The `--onlyhighest` flag will return the highest scoring object prediction. If you remove this flag, all predictions will be returned.

Here are some notes to clarify and guide you how to use the outputs from Mesh R-CNN.

### What does Mesh R-CNN output?
The Mesh R-CNN demo will detect the objects in the image from the Pix3D vocabulary of objects, along with their 2D bounding boxes, 2D instance masks and 3D meshes. For each detected object, Mesh R-CNN returns the 3D shape of an object in the camera coordinate system confined in a 3D box which respects the aspect ratio of the object detected in the image. If you provide the _focal length_ `f` of the camera and the actual depth location `t_z` of the object's center , i.e. how far the center of the object is from the image plane in the Z axis, then Mesh R-CNN will pixel align the predicted 3D object shape with the image *and* the prediction would correspond to the true metric size of the object - its actual scale in the real world!.

### Metric scale
While most images nowadays have access to their focal_length `f` from the image metadata, knowing `t_z` is difficult. We could of course supervise for `t_z` but Pix3D does not contain useful object metric depth. In the Pix3D annotations, the tuple `(f, t_z)` provided does not correspond to the actual camera metadata nor metric depth of the object but is computed subsequently at annotation time by their annotation process and annotation tool and thus is somewhat adhoc. This is the reason we don't tackle the problem of estimating `t_z` (this problem is also called the scene layout prediction problem).

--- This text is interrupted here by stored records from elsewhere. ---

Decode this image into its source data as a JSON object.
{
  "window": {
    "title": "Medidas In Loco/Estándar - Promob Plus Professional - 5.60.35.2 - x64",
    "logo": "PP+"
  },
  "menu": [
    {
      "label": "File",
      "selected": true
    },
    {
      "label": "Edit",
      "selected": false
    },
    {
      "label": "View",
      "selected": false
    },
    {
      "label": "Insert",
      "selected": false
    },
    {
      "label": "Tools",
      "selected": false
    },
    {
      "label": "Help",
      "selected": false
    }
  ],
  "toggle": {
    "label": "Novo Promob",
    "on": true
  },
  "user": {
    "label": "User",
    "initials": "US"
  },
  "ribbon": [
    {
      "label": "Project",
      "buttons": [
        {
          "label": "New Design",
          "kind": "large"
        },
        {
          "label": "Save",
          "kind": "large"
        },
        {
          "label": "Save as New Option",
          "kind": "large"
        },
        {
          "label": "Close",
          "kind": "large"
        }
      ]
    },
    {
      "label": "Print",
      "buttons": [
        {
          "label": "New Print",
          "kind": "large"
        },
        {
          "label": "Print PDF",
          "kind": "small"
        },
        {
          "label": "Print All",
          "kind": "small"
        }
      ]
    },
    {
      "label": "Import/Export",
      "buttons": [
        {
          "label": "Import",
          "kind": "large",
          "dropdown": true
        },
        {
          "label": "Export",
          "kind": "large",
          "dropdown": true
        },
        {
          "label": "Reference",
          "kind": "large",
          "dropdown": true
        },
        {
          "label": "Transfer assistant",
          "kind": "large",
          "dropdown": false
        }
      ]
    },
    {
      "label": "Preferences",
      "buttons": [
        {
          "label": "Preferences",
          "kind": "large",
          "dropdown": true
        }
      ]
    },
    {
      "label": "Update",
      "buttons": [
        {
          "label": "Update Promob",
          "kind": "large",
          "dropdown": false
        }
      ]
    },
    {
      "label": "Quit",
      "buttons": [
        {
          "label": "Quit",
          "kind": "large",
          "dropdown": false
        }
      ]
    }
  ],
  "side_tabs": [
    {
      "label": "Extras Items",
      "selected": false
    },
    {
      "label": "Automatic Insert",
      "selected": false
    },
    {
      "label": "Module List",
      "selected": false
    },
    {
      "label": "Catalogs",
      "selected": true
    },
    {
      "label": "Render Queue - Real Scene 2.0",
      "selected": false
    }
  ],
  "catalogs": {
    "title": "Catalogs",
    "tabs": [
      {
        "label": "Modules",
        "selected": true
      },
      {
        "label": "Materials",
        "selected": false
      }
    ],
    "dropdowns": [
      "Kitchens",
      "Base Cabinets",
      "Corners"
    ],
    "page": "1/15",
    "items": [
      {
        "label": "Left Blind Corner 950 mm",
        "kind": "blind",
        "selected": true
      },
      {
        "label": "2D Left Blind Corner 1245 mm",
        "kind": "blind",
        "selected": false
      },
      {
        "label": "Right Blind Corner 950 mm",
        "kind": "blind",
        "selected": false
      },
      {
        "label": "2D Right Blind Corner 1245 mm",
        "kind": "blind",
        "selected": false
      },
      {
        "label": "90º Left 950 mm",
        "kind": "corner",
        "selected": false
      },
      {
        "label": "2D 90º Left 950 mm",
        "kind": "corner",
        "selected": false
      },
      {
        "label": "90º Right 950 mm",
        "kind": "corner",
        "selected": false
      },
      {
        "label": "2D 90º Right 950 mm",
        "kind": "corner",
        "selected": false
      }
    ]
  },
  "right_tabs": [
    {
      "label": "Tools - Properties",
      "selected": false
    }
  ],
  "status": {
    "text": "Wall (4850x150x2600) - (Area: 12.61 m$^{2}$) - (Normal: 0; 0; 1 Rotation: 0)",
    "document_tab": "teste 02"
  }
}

### I don't care about metric scale. I just want to pixel align via rendering.
However if you don't care about metric scale and you only care about pixel aligning the object to the image, that is possible with our demo! **The demo runs with a default focal_length `f=20`** (this is the blender focal length assuming 32mm sensor width and is *not* the true focal_length of the image! We make it up!). The demo also places the object at some arbitrary `t_z > 0.0`, again this is not the true metric depth of the object. Given these choices of `(f, t_z)`, the demo will output an object shape placed at `t_z`.  The metric size of the predicted object from the demo will not correspond to the true size of the object in the world, but it will be a scaled version of it. Now to pixel align the predicted shape with the image, **all you need to do is render the 3D mesh with `f=20`**. _Note that the value 20 is inconsequential. You would be getting the same pixel alignment if `f` was something else, but it's important that the value of `f` you pick when running the demo is also used when rendering!_

Here is an example! When I run the demo on an image from Pix3D (1st image), it recognizes the sofa (2nd image). I get a 3D shape prediction for the sofa which after **I render with blender with focal length `f=20`** I get the final result (3rd image).

![input](https://user-images.githubusercontent.com/4369065/77708628-cda99d00-6f85-11ea-949a-5dad891005ee.jpg)
![segmentation](https://user-images.githubusercontent.com/4369065/77709133-52e18180-6f87-11ea-901a-0706c3d4e3a3.png)
![rendered_output](https://user-images.githubusercontent.com/4369065/77708647-df8b4000-6f85-11ea-8d5f-4ae62ea3bf07.png)